Lillian Faderman, a leading scholar of LGBT history, writes that she exists because her unmarried mother Mary, a Jewish garment worker in lower Manhattan, had the gumption to refuse a third abortion. Instead, Mary and her sister, Rae, took the child to Los Angeles and scraped together a new life.
“She was the driving force behind everything I became,” Faderman told a reporter for the San Francisco J-Weekly, contrasting her path to a doctorate in English at the University of California while her mother was practically illiterate.
The writer tells this story in Naked in the Promised Land, her 2003 memoir. The book traces a pinched childhood, a young adulthood as model and habitué of the Los Angeles lesbian underground and long decades as a writer and professor, teaching at San Francisco State University, Fresno.

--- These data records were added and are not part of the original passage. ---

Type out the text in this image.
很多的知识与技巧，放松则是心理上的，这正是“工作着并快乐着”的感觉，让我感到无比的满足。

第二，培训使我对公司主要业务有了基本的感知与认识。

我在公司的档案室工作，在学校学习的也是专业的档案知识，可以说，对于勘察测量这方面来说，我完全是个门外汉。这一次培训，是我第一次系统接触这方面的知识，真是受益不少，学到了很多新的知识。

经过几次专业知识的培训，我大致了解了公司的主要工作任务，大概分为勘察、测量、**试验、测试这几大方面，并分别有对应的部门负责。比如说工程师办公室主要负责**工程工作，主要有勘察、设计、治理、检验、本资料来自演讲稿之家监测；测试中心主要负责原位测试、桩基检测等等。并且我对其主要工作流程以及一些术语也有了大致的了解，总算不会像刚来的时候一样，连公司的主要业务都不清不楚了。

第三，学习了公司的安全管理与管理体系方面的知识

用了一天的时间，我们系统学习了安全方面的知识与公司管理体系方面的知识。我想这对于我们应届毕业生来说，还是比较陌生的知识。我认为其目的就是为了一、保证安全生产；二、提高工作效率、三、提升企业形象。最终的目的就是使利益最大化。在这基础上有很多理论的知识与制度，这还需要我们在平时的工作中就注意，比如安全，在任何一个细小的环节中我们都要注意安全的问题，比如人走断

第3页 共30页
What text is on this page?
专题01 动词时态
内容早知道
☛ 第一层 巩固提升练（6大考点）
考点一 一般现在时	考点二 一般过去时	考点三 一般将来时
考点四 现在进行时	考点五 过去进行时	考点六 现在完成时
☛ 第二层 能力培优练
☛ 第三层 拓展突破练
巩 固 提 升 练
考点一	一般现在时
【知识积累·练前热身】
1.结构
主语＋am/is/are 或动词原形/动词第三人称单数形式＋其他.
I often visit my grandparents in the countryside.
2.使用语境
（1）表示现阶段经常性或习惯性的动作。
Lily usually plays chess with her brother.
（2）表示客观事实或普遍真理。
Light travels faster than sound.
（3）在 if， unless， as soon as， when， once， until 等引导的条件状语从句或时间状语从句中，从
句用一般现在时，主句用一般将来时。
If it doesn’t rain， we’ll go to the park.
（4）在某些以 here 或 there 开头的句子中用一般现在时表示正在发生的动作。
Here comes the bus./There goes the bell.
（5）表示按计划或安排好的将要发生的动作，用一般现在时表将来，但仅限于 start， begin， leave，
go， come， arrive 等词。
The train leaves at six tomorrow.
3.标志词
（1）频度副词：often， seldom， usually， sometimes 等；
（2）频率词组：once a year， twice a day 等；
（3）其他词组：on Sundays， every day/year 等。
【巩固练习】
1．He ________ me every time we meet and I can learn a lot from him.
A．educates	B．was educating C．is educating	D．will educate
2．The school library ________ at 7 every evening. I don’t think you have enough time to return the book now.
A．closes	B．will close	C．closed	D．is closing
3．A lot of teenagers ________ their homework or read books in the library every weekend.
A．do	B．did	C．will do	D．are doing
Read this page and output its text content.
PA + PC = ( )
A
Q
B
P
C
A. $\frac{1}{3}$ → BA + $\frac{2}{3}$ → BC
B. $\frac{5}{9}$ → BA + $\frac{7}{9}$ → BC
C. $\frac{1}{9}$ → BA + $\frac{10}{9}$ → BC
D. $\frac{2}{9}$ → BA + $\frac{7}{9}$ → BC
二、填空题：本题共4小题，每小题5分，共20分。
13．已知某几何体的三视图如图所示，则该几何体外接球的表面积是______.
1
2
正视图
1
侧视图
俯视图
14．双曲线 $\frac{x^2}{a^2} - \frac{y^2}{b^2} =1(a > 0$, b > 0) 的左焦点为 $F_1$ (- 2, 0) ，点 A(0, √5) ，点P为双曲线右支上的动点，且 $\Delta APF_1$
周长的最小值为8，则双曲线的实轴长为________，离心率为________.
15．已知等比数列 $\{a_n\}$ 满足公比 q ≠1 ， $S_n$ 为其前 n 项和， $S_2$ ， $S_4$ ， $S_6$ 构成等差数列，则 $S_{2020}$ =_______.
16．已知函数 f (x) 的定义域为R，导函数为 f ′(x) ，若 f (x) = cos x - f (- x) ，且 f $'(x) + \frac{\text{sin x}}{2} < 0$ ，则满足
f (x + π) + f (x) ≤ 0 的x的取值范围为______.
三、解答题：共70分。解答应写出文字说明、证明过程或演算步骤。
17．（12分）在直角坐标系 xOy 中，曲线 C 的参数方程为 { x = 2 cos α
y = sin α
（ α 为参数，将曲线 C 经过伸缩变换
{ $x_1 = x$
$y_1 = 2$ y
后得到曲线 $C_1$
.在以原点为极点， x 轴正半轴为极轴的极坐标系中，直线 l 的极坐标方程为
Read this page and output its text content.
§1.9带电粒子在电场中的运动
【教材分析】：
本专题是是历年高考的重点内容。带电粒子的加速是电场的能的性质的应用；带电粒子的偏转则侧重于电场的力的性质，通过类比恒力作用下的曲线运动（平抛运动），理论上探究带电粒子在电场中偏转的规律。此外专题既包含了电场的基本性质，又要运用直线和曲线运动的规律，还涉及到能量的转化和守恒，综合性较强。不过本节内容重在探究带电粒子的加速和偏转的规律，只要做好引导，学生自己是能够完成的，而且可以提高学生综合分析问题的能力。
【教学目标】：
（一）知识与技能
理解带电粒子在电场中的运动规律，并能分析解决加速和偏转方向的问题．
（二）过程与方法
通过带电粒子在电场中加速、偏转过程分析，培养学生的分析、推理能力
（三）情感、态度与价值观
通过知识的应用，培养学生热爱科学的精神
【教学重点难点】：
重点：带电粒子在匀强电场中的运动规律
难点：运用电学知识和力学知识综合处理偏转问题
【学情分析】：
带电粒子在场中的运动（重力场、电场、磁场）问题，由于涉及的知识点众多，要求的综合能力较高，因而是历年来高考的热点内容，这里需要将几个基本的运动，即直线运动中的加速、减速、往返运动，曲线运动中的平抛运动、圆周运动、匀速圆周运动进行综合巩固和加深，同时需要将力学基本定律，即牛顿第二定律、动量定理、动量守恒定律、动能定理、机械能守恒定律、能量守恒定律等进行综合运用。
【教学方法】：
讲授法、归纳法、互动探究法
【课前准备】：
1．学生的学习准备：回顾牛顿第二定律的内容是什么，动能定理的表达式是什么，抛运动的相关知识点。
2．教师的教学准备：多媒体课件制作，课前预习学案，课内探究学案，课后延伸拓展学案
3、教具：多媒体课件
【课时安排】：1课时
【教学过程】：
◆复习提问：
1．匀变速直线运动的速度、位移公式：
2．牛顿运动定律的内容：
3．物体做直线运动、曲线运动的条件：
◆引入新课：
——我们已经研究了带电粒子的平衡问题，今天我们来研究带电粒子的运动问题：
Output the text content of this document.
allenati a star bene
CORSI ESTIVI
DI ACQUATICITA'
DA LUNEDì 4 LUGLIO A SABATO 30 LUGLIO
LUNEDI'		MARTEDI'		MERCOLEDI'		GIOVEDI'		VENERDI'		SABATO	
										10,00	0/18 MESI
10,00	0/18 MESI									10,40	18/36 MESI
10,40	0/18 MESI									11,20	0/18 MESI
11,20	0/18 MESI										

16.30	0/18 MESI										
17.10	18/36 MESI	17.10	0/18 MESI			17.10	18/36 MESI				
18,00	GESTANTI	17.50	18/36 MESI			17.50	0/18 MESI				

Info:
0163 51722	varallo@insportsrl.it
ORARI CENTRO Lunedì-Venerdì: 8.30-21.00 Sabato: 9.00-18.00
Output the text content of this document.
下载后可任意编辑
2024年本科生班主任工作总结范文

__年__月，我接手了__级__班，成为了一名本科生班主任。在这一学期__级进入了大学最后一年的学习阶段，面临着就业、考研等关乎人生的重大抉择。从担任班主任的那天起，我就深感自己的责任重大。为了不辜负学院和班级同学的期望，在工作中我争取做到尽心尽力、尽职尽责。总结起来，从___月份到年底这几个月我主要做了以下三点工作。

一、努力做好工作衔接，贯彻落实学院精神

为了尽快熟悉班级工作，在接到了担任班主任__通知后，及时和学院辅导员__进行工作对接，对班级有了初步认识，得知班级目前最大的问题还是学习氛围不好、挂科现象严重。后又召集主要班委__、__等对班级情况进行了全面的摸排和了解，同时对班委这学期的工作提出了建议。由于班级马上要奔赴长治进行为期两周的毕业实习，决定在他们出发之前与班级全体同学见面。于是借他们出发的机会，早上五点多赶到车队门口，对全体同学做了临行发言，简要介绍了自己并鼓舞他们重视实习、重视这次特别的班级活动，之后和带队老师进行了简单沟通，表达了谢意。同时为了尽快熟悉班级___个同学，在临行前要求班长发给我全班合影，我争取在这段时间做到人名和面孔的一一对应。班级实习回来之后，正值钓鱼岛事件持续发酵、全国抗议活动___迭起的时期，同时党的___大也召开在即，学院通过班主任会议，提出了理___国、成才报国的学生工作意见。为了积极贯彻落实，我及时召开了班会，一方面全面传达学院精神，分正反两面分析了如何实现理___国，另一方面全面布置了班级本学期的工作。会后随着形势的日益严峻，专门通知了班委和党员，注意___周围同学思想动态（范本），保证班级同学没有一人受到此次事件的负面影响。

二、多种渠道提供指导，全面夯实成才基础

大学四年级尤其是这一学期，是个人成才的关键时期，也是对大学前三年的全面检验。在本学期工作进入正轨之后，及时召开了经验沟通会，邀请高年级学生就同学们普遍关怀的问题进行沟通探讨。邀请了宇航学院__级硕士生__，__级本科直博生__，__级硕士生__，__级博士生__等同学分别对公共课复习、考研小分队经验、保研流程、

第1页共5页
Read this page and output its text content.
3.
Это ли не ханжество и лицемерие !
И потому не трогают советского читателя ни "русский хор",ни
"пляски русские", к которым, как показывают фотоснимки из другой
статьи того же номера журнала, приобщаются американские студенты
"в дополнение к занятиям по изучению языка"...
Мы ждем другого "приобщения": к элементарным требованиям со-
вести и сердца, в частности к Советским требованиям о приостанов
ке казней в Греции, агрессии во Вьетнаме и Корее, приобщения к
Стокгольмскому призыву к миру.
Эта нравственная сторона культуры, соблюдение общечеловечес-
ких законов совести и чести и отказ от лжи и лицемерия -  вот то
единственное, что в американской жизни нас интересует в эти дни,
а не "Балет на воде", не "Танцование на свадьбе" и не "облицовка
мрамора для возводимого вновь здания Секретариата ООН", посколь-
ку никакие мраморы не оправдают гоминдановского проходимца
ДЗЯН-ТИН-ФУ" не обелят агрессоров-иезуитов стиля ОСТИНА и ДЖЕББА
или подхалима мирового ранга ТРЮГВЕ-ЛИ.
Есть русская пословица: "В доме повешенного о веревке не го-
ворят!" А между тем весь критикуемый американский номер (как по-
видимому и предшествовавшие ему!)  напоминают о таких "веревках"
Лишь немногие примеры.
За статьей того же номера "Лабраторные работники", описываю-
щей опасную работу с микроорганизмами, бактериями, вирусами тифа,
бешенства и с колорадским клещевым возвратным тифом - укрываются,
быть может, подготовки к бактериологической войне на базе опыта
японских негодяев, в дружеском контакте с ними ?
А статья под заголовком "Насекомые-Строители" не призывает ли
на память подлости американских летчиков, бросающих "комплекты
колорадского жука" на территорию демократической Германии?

Faderman’s 10th book, The Gay Revolution: The Story of the Struggle chronicles a larger, unfinished story. Through more than 150 interviews and documents from 20 archives, it explores “how we got here.” In vivid prose, Faderman traces court cases and brave individuals, heart-breaking reversals and formidable opponents. The book begins in mid-century, when American gays were prosecuted as criminals, crazies and subversives. It considers the nation’s first gay and lesbian organizations, the Stonewall uprising and the activism honed in the AIDS epidemic. It contrasts the 1948 ruination of a beloved, closeted Missouri journalism professor with the 2012 federal ceremony promoting Tammy Smith to Army General, where her wife affixed the new stars to her epaulets. Faderman crystalizes this trajectory in the words of activist Frank Kameny: “We started with nothing, and look what we have wrought!”
Faderman lives with partner Phyllis Irwin in Fresno and San Diego. She has won six Lambda Literary Awards, two American Library Association Awards and Yale University’s James Brudner Award. Her work has been translated into German, Spanish, Italian, Japanese, Czech and Slovenian.